A 10-year veteran of the Hokie-Cavalier rivalry, Burkson flashes a smirk that belies a slight sense of amazement: "I can't believe I'm saying that," he says.
At high noon, the much-anticipated pre-game ceremony honoring the fallen begins. After a brief moment of silence, Governor Kaine and President Steger recognize the heads of the town's and the university's first responders. The Cadet Band and the Marching Virginians collaborate on a rendition of "The Star-Spangled Banner" as two F-15 fighter planes from Langley Air Force Base pass overhead. The jet engines' roar is followed by a quiet video tribute set to the tune of "Walk Humbly, Son" by the Commonwealth's own Eddie From Ohio. The tribute ends with a replay of Giovanni's rallying cry.

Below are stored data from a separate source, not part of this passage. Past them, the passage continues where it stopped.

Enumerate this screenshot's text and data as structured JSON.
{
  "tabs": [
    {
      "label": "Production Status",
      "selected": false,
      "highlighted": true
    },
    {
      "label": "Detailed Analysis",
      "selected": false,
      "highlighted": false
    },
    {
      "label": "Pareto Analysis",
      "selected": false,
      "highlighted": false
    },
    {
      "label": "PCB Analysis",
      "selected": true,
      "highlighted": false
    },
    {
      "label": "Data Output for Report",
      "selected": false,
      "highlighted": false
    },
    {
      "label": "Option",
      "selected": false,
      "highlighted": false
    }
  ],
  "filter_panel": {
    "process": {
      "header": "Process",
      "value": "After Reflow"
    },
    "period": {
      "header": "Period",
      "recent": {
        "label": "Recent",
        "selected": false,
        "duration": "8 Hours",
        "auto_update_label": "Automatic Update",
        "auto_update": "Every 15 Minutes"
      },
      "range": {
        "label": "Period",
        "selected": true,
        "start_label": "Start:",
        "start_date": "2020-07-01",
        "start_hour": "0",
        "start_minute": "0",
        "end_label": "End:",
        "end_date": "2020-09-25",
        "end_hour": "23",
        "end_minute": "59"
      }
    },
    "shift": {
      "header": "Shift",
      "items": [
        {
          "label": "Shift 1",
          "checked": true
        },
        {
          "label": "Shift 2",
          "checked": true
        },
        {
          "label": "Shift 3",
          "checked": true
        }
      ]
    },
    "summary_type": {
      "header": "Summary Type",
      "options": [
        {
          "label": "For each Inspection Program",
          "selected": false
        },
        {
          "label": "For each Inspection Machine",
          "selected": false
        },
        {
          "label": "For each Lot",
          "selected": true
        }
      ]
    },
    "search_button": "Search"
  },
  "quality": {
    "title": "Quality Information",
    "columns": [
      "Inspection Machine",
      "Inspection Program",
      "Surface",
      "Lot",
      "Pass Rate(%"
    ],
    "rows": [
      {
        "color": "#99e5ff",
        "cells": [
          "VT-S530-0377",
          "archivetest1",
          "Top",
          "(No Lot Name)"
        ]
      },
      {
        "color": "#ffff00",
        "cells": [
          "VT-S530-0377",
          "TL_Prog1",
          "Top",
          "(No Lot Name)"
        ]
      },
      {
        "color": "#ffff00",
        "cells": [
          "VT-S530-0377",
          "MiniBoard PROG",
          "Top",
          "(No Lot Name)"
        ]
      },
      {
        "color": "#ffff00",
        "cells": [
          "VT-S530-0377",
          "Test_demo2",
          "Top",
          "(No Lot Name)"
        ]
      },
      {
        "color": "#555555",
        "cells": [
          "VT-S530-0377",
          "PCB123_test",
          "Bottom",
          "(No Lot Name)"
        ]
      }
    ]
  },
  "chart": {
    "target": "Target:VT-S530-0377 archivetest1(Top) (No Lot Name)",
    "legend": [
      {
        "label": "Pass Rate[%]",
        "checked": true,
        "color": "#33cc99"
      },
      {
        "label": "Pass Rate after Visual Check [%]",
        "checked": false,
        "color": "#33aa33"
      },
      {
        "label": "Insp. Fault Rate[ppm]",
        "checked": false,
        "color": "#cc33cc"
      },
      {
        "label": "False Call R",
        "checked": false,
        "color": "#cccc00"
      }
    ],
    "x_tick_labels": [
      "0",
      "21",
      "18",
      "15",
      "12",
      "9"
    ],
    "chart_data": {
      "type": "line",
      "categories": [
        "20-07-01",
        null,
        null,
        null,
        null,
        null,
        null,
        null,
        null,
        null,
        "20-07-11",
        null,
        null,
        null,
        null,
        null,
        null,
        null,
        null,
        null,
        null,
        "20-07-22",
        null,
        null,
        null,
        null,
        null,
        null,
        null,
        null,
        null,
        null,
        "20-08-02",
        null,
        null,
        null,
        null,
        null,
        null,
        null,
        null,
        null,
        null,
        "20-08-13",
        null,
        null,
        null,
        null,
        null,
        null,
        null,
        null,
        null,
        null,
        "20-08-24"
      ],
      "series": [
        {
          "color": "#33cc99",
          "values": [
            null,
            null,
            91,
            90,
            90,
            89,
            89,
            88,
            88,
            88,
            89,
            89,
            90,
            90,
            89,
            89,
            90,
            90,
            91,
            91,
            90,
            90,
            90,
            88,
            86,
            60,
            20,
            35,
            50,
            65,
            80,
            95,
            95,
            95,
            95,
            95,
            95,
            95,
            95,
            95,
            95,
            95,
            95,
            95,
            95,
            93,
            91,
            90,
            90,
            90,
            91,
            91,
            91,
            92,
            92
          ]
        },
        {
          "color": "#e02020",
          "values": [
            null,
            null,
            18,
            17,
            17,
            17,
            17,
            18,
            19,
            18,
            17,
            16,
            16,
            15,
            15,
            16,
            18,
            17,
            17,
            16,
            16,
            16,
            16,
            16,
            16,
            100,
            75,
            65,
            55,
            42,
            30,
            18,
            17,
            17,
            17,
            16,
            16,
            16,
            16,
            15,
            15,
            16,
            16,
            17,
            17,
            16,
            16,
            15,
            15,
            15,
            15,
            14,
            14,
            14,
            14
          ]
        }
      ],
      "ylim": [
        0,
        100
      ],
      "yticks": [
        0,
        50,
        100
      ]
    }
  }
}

Just as it did at the April 17 convocation, the Lane Stadium crowd again spontaneously erupts into the "Let's go Hokies!" chant, as cheerleaders release 32 orange balloons toward the blue heavens.
It takes just eight notes to complete the conversion of mourners into fans, as the opening riff of Metallica's "Enter Sandman" comes over the PA, and 67,000 fans jump in unison to the bass drum din, just as they have before dozens of other games. The vibrations from so many feet stomping on the metal bleachers can be felt outside the stadium. As the Tech players sprint onto the field, the home fans and the visiting fans roar as one.
Normal hasn't sounded this loud for a long time.